- Reign: c. 939 BC
- Predecessor: Nabû-mukin-apli
- Successor: Mār-bῑti-aḫḫē-idinna
- House: Dynasty of E (mixed dynasties)

= Ninurta-kudurri-usur II =

Ninurta-kudurrῑ-uṣur II, a name meaning “O Ninurta, protect my offspring”, inscribed in cuneiform as ^{md}MAŠ-NÍG.DU-PAP, or ^{md}NIN.IB-NÍG.DU-PAP, c. 939 BC, was the 2nd king of the Dynasty of E, a sequence of mixed dynasties, of Babylon; he reigned for 8 months 12 days, according to the King List A. No contemporary documents survive for his reign or that of his successor, his younger brother, Mār-bῑti-aḫḫē-idinna.

==Biography==

He succeeded his long-reigning father, Nabû-mukin-apli, during whose time he appeared as a witness on a kudurru recording a title deed, dated to either his father's 23rd or 25th year, more than a decade before he ascended the throne, suggesting he was fairly elderly when he became king.
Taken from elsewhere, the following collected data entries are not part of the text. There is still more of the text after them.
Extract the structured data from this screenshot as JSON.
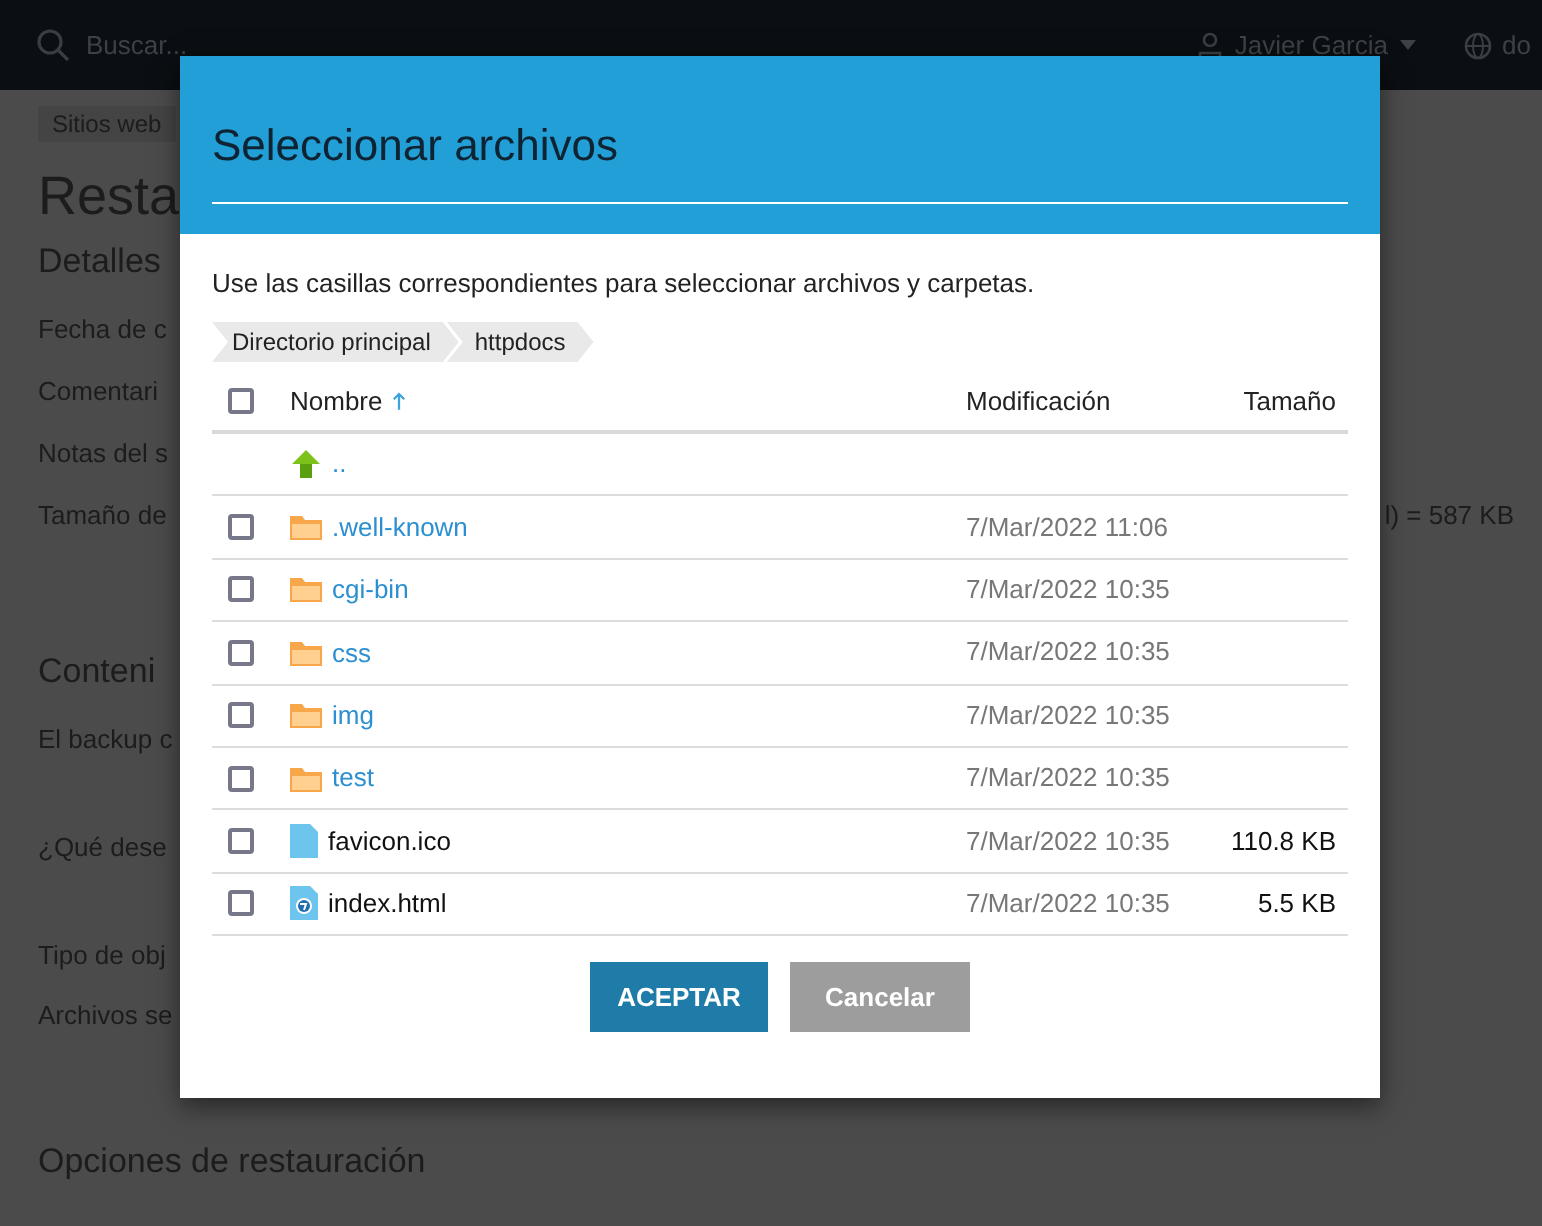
{
  "topbar": {
    "search": {
      "placeholder": "Buscar..."
    },
    "user": "Javier Garcia",
    "domain": "do"
  },
  "page": {
    "breadcrumb": "Sitios web",
    "title": "Resta",
    "sections": [
      {
        "heading": "Detalles",
        "rows": [
          {
            "label": "Fecha de c"
          },
          {
            "label": "Comentari"
          },
          {
            "label": "Notas del s"
          },
          {
            "label": "Tamaño de",
            "value": "l) = 587 KB"
          }
        ]
      },
      {
        "heading": "Conteni",
        "rows": [
          {
            "label": "El backup c"
          },
          {
            "label": "¿Qué dese"
          },
          {
            "label": "Tipo de obj"
          },
          {
            "label": "Archivos se"
          }
        ]
      },
      {
        "heading": "Opciones de restauración"
      }
    ]
  },
  "dialog": {
    "title": "Seleccionar archivos",
    "hint": "Use las casillas correspondientes para seleccionar archivos y carpetas.",
    "path": [
      "Directorio principal",
      "httpdocs"
    ],
    "columns": [
      {
        "label": "Nombre",
        "sorted": true
      },
      {
        "label": "Modificación"
      },
      {
        "label": "Tamaño"
      }
    ],
    "select_all": {
      "checked": false
    },
    "rows": [
      {
        "kind": "parent",
        "name": ".."
      },
      {
        "kind": "folder",
        "name": ".well-known",
        "modified": "7/Mar/2022 11:06",
        "checked": false
      },
      {
        "kind": "folder",
        "name": "cgi-bin",
        "modified": "7/Mar/2022 10:35",
        "checked": false
      },
      {
        "kind": "folder",
        "name": "css",
        "modified": "7/Mar/2022 10:35",
        "checked": false
      },
      {
        "kind": "folder",
        "name": "img",
        "modified": "7/Mar/2022 10:35",
        "checked": false
      },
      {
        "kind": "folder",
        "name": "test",
        "modified": "7/Mar/2022 10:35",
        "checked": false
      },
      {
        "kind": "binary",
        "name": "favicon.ico",
        "modified": "7/Mar/2022 10:35",
        "size": "110.8 KB",
        "checked": false
      },
      {
        "kind": "html",
        "name": "index.html",
        "modified": "7/Mar/2022 10:35",
        "size": "5.5 KB",
        "checked": false
      }
    ],
    "buttons": [
      {
        "kind": "primary",
        "label": "ACEPTAR"
      },
      {
        "kind": "secondary",
        "label": "Cancelar"
      }
    ]
  }
}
The dynastic affiliation of the family is unknown and all three members of the family are recorded as the successive contemporaries of the Assyrian king Tiglath-Pileser II. Two inscriptions on Lorestān bronze arrowheads are inscribed with the name “Ninurta-kudurrῑ-uṣur” are generally ascribed to the earlier, similarly obscure monarch, Ninurta-kudurrῑ-uṣur I, ca. 987 – 985 BC, to whom Brinkman suggests a possible filiation such as grandfather, while a third possession inscription gives his title as Prince (A LU.GAL) and is thought likely to be this individual, although in fact each of them could refer to either monarch.

The Religious Chronicle may have been written during his reign, as it ends with events relating to the reign of his father although the only copy that we have is written in the Neo-Babylonian script and is consequently late. His reign was possibly too insignificant to warrant mention in the Eclectic Chronicle.